Dampak negatif dari proyek ini juga mencakup kerusakan pada ekosistem yang mendukung bioinspirasi, bioprospeksi, dan biokontrol organisme secara umum termasuk agen hama dan penyakit. Bioinspirasi, yang mengacu pada penerapan prinsip-prinsip alam dalam desain dan teknologi, sangat bergantung pada keberadaan keanekaragaman hayati. Kehilangan spesies dapat mengurangi potensi inovasi yang dapat diambil dari alam, seperti pengembangan obat-obatan baru dan teknologi ramah lingkungan. Bioprospeksi, yang merupakan pencarian sumber daya genetik dari alam untuk pengembangan produk baru, juga terancam oleh hilangnya habitat. Dengan berkurangnya keanekaragaman hayati, peluang untuk menemukan senyawa baru yang dapat digunakan dalam pengobatan atau pertanian menjadi semakin terbatas.

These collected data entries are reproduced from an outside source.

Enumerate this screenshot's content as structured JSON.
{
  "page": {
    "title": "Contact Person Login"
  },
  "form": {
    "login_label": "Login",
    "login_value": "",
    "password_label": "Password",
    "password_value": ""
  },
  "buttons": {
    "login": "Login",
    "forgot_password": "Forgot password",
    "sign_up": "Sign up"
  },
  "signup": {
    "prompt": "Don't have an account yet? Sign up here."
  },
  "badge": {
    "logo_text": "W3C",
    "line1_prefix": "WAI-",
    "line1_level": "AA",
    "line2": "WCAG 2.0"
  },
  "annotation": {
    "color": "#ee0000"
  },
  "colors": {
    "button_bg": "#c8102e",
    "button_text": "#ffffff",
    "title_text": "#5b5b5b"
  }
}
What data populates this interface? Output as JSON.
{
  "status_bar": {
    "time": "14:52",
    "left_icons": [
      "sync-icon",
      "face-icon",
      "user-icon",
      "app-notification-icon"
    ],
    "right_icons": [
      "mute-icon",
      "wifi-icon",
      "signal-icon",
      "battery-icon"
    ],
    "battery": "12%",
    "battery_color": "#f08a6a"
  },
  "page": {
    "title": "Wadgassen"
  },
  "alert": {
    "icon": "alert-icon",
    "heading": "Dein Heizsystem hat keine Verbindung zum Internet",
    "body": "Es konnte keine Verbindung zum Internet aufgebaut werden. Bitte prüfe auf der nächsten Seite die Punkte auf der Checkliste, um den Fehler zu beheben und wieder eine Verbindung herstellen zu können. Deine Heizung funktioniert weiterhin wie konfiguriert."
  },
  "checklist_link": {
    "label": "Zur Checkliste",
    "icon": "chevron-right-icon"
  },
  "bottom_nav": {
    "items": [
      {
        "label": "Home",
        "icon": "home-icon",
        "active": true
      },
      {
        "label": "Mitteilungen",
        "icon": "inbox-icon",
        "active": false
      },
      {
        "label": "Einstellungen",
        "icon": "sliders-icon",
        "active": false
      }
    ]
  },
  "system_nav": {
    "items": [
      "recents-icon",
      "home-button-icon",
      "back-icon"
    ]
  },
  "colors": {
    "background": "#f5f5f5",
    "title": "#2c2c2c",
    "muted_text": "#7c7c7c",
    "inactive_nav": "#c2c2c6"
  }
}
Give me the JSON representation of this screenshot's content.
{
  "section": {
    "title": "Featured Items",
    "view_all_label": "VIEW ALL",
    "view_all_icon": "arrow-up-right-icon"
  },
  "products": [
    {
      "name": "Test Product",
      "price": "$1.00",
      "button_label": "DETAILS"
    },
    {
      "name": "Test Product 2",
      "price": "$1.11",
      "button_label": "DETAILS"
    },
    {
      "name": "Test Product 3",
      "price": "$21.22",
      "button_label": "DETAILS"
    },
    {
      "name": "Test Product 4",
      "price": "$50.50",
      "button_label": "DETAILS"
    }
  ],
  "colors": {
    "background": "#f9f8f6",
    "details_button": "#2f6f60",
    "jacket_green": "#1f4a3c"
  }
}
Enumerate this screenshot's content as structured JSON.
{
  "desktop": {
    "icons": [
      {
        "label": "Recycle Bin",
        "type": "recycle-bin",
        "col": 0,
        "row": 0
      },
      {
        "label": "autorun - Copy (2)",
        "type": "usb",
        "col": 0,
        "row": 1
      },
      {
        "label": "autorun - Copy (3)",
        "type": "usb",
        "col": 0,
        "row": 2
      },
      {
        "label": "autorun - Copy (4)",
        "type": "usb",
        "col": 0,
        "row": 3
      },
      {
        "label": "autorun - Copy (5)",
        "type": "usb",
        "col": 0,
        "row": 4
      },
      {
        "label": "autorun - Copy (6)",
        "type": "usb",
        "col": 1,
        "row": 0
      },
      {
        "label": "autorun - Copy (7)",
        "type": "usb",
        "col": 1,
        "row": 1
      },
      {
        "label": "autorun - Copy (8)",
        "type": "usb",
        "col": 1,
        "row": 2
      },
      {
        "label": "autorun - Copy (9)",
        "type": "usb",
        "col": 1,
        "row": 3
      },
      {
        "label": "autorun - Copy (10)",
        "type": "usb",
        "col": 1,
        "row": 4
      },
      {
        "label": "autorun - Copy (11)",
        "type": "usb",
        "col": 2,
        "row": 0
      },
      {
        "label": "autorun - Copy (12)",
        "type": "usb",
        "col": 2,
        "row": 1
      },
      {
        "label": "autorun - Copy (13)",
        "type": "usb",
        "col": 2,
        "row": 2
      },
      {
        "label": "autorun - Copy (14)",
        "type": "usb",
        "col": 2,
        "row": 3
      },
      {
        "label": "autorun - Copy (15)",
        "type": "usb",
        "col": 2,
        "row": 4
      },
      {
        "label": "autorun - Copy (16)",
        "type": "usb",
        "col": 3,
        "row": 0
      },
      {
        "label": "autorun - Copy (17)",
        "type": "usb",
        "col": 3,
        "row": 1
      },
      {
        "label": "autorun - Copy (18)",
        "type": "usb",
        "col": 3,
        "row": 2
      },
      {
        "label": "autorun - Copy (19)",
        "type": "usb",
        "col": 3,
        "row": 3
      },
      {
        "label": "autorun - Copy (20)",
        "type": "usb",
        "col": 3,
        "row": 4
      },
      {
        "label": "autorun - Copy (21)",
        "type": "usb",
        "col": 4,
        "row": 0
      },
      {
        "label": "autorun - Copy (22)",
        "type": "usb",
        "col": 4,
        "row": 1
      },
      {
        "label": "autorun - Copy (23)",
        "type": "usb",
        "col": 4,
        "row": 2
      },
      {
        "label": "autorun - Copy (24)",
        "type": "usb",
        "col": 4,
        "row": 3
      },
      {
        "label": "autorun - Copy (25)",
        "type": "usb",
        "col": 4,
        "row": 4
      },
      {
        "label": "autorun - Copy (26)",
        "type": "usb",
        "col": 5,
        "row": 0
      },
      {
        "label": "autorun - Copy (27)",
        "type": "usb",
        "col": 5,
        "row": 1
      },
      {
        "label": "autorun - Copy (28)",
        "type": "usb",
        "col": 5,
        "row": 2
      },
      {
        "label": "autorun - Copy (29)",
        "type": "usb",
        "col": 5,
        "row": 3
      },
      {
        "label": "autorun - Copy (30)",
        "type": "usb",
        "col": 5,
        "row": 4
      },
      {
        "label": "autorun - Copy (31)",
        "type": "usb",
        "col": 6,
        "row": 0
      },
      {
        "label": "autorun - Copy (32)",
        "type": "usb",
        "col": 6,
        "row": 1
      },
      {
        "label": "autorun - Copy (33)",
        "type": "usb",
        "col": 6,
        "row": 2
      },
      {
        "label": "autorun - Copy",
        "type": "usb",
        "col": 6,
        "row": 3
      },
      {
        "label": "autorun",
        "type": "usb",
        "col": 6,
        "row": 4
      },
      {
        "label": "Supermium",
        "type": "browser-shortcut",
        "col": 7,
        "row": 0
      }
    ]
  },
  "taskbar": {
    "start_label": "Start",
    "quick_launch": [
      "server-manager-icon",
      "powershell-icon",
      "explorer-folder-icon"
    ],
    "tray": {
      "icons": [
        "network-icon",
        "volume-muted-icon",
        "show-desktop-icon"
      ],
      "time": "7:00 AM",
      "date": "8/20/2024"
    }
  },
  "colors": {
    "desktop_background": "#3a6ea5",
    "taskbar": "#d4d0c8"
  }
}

Lebih jauh lagi, biokontrol agen hama dan penyakit yang memanfaatkan organisme alami untuk mengendalikan hama akan terpengaruh oleh penurunan populasi spesies yang berperan sebagai predator alami. Deforestasi dapat menyebabkan ketidakseimbangan dalam ekosistem, yang pada gilirannya dapat meningkatkan serangan hama dan penyakit pada tanaman. Hal ini berpotensi mengarah pada penggunaan pestisida kimia yang lebih besar, yang dapat merusak lingkungan lebih lanjut.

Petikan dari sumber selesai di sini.